Selama abad ke-2, ke-3, dan ke-4 SM, narasi canggih yang sekarang menjadi bagian dari Alkitab Ibrani dan Apokrifa pertama kali ditulis. Kitab Tobit menampilkan selera humor ironis yang belum pernah terjadi sebelumnya; Judith menciptakan ketegangan yang tak henti-hentinya dan menegangkan ketika itu membangun klimaksnya yang berdarah; kisah Susanna, yang paling ringkas dan paling tidak fantastis dalam Apokrifa, mengembangkan konflik tiga sisi yang melibatkan keindahan tak berdosa dari Susanna, lechery of the elder, dan kebijaksanaan kemenangan Daniel. Buku-buku Rut, Esther, dan Yunus hampir tidak perlu disebutkan kepada mereka yang akrab dengan literatur Alkitab: mereka mungkin berada di antara cerita-cerita paling terkenal dalam tradisi Yahudi-Kristen.

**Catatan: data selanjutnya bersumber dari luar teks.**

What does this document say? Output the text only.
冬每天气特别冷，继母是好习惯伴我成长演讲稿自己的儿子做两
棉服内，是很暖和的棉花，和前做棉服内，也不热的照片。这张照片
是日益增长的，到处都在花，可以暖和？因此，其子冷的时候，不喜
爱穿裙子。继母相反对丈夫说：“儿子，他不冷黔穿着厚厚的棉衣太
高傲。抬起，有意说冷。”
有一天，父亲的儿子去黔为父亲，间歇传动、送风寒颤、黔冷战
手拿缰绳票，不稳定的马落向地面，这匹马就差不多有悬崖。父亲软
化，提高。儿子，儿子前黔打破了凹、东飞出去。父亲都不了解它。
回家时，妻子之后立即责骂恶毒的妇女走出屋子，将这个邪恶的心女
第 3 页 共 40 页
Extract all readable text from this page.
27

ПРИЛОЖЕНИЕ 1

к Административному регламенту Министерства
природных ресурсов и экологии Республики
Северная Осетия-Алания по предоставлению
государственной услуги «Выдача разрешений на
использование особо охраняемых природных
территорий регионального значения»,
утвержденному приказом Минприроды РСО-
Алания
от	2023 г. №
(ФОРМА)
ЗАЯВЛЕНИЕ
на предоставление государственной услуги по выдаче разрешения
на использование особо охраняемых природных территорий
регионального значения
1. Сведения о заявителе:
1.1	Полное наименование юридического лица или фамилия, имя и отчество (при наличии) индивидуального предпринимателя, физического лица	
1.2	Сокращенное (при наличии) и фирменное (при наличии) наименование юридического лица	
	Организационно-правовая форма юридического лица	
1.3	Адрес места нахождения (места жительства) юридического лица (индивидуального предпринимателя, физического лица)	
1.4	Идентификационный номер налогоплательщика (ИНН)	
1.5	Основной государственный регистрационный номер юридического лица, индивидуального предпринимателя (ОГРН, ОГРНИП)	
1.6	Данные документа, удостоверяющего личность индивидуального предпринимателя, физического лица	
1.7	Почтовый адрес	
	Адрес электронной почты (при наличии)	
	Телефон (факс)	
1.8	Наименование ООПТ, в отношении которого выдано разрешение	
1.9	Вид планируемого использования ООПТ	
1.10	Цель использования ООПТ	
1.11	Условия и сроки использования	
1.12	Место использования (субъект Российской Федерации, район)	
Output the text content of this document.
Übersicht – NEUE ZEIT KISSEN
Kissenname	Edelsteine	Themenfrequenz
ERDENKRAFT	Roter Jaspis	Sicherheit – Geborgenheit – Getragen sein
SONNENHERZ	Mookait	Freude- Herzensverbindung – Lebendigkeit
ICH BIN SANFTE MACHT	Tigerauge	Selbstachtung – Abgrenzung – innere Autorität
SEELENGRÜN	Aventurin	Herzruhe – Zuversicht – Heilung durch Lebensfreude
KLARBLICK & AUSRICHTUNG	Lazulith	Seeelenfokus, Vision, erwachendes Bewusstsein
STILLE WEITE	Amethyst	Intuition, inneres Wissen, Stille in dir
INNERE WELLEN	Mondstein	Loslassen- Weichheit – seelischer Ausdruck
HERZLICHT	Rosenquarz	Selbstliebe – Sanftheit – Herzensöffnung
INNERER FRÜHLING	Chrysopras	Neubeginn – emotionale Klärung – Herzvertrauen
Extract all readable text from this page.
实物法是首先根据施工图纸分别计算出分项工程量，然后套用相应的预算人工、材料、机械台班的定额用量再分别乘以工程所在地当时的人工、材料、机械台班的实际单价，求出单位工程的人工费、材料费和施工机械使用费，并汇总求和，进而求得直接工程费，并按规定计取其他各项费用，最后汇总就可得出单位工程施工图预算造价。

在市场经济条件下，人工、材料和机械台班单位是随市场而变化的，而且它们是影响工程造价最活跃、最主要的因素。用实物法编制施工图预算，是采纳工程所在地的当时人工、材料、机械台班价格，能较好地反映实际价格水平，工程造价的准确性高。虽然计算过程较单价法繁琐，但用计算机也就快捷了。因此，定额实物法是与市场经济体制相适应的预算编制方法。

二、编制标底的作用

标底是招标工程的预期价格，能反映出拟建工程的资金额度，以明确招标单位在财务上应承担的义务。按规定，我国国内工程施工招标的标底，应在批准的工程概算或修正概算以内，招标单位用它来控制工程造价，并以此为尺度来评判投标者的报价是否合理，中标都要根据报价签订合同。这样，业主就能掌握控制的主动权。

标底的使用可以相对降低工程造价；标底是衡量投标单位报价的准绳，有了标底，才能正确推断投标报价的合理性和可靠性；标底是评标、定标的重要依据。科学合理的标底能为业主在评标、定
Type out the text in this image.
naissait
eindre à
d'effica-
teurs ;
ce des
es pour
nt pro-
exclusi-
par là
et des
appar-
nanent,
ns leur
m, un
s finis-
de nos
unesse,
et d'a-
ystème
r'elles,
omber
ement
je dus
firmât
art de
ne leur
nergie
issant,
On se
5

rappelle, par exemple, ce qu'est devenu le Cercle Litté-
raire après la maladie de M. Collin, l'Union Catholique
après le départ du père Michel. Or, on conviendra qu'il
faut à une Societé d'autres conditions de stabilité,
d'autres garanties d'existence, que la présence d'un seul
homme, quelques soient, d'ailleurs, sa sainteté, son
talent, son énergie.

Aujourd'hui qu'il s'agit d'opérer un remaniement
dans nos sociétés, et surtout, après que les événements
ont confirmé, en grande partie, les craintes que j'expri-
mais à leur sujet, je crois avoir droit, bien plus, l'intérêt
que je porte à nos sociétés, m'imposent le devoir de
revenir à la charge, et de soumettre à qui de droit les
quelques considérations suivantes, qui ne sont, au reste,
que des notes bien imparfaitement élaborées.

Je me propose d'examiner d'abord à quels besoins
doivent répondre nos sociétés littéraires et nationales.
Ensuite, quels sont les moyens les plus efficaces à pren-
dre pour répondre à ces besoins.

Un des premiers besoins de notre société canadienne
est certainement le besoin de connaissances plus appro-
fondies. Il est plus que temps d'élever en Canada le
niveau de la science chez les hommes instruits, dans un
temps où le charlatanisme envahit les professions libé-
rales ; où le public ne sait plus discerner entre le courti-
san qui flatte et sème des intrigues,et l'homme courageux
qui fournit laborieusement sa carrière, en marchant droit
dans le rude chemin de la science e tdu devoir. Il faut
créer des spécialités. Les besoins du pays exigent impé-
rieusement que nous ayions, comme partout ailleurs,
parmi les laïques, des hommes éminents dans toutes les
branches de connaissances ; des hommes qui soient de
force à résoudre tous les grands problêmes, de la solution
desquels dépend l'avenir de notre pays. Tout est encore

Hampir semua kisah kuno, baik dari Israel, India, Mesir, atau Timur Tengah, pada dasarnya bersifat didaktik. Beberapa dari kisah-kisah kuno itu dikhotbahkan dengan menghadirkan sebuah ideal untuk ditiru pembaca. Lainnya yang ditandai dengan "moral" lebih langsung. Akan tetapi, sebagian besar kisah berkhotbah dengan mengilustrasikan kesuksesan dan kegembiraan yang tersedia bagi individu yang "baik" dan dengan menyampaikan rasa teror dan kesengsaraan yang siap untuk tersesat.